Il cugino Oleandro ha scelto la libertà semplicemente non portando più niente dentro casa, nemmeno sé stesso. Non fa neanche più la spesa, si serve direttamente dai bidoni per strada.
«Non hai idea di quello che butta la gente,» ha detto farcendo una pantofola con dei grumi di maionese. «Guarda questi mignoli,» ha detto pescando dei mignoli da una tasca, «sono come nuovi!».
Non rientra neanche più per dormire, passa la notte sulle panchine del viale o in stazione. Sostiene di essere felice.
«Ora ho tutto il tempo libero del mondo,» ha detto, «e posso finalmente scrivere il mio grande memoir autobiografico». Mi ha passato il suo quaderno. «Tu che te ne intendi» ha detto. L’ho sfogliato, ho guardato il cugino Oleandro e gli ho detto: «Ma sono solo numeri…».
«Impiegheranno secoli a decifrarlo!» ha detto lui, tutto contento. «Mi sono anche tolto il microchip» mi ha detto indicandomi una crosta sul collo.
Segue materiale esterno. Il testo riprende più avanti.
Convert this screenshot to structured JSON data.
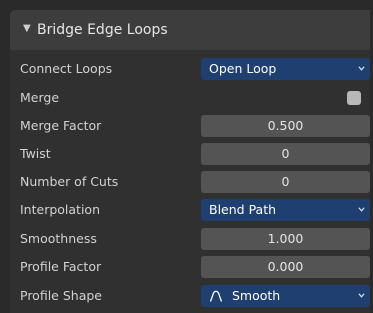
{
  "panel": {
    "title": "Bridge Edge Loops",
    "collapse_icon": "disclosure-triangle-down-icon"
  },
  "fields": {
    "connect_loops": {
      "label": "Connect Loops",
      "value": "Open Loop",
      "icon": "chevron-down-icon"
    },
    "merge": {
      "label": "Merge",
      "checked": false
    },
    "merge_factor": {
      "label": "Merge Factor",
      "value": "0.500"
    },
    "twist": {
      "label": "Twist",
      "value": "0"
    },
    "number_of_cuts": {
      "label": "Number of Cuts",
      "value": "0"
    },
    "interpolation": {
      "label": "Interpolation",
      "value": "Blend Path",
      "icon": "chevron-down-icon"
    },
    "smoothness": {
      "label": "Smoothness",
      "value": "1.000"
    },
    "profile_factor": {
      "label": "Profile Factor",
      "value": "0.000"
    },
    "profile_shape": {
      "label": "Profile Shape",
      "value": "Smooth",
      "icon": "smooth-curve-icon"
    }
  },
  "colors": {
    "dropdown_bg": "#1f3f70",
    "field_bg": "#545454",
    "panel_bg": "#303030",
    "header_bg": "#3d3d3d"
  }
}
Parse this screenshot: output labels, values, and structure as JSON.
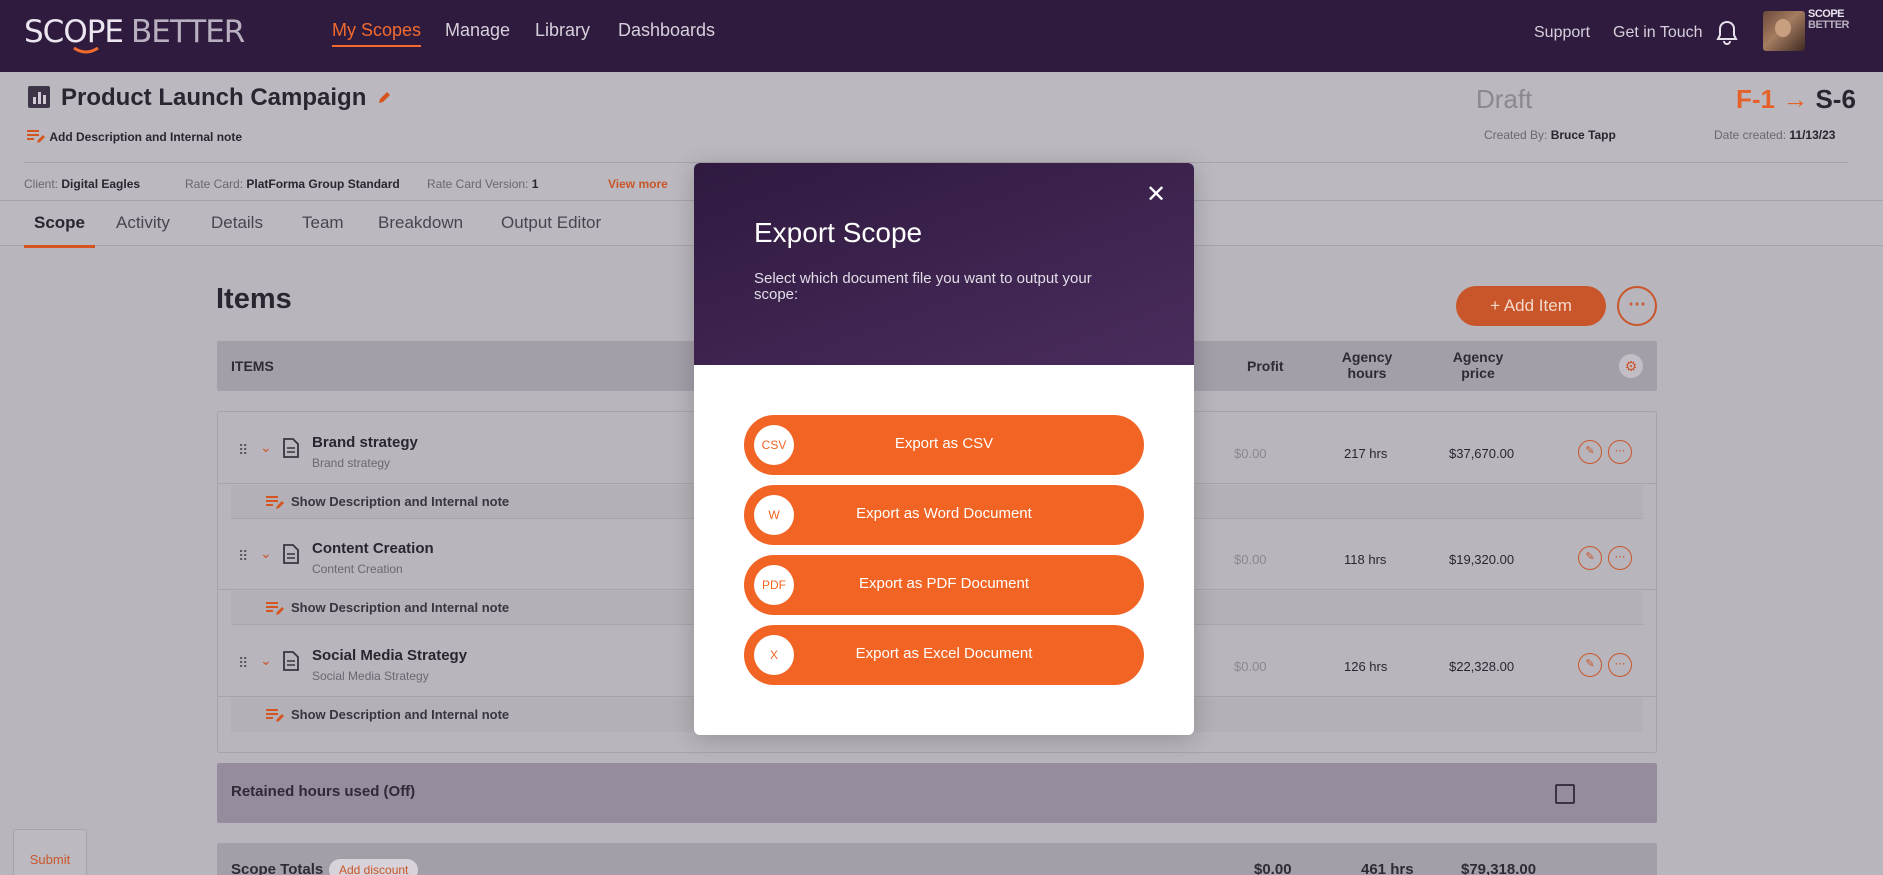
{
  "app": {
    "logo_part1": "SCOPE",
    "logo_part2": "BETTER",
    "brandmini_line1": "SCOPE",
    "brandmini_line2": "BETTER"
  },
  "nav": {
    "items": [
      "My Scopes",
      "Manage",
      "Library",
      "Dashboards"
    ],
    "active": "My Scopes"
  },
  "topright": {
    "support": "Support",
    "get_in_touch": "Get in Touch"
  },
  "scope": {
    "title": "Product Launch Campaign",
    "add_desc": "Add Description and Internal note",
    "status": "Draft",
    "code_from": "F-1",
    "code_arrow": "→",
    "code_to": "S-6",
    "created_by_label": "Created By:",
    "created_by": "Bruce Tapp",
    "date_created_label": "Date created:",
    "date_created": "11/13/23",
    "client_label": "Client:",
    "client": "Digital Eagles",
    "rate_card_label": "Rate Card:",
    "rate_card": "PlatForma Group Standard",
    "rate_card_version_label": "Rate Card Version:",
    "rate_card_version": "1",
    "view_more": "View more"
  },
  "tabs": [
    "Scope",
    "Activity",
    "Details",
    "Team",
    "Breakdown",
    "Output Editor"
  ],
  "items_section": {
    "title": "Items",
    "add_item": "+ Add Item",
    "more": "⋯",
    "columns": {
      "items": "ITEMS",
      "profit": "Profit",
      "agency_hours_1": "Agency",
      "agency_hours_2": "hours",
      "agency_price_1": "Agency",
      "agency_price_2": "price"
    },
    "rows": [
      {
        "name": "Brand strategy",
        "sub": "Brand strategy",
        "profit": "$0.00",
        "hours": "217 hrs",
        "price": "$37,670.00"
      },
      {
        "name": "Content Creation",
        "sub": "Content Creation",
        "profit": "$0.00",
        "hours": "118 hrs",
        "price": "$19,320.00"
      },
      {
        "name": "Social Media Strategy",
        "sub": "Social Media Strategy",
        "profit": "$0.00",
        "hours": "126 hrs",
        "price": "$22,328.00"
      }
    ],
    "show_desc": "Show Description and Internal note",
    "retained": "Retained hours used (Off)",
    "totals": {
      "label": "Scope Totals",
      "add_discount": "Add discount",
      "profit": "$0.00",
      "hours": "461 hrs",
      "price": "$79,318.00"
    }
  },
  "submit": "Submit",
  "modal": {
    "title": "Export Scope",
    "description": "Select which document file you want to output your scope:",
    "close": "✕",
    "buttons": [
      {
        "badge": "CSV",
        "label": "Export as CSV"
      },
      {
        "badge": "W",
        "label": "Export as Word Document"
      },
      {
        "badge": "PDF",
        "label": "Export as PDF Document"
      },
      {
        "badge": "X",
        "label": "Export as Excel Document"
      }
    ]
  },
  "colors": {
    "topbar": "#2e1b3d",
    "accent": "#f26423",
    "modal_header": "#3b2350"
  }
}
«Fa molto Esercito delle dodici scimmie» ho detto restituendogli il quaderno perché il telefono aveva cominciato a vibrarmi nella tasca. Ho guardato l’ora: le 16. «Scusa, cugino,» gli ho detto, «ma devo andare a lavare la plastica».
«Va’ pure,» ha detto lui, «io che non sono schiavo come te posso farmi una pennichella, invece» ha detto aprendo un tombino e calandosi poi nel sottosuolo.
Un istante più tardi dal buco ha fatto capolino un topo, che con la zampetta ha afferrato il coperchio del tombino e, prima di richiuderlo, mi ha guardato e ha detto: «Non ci arrenderemo».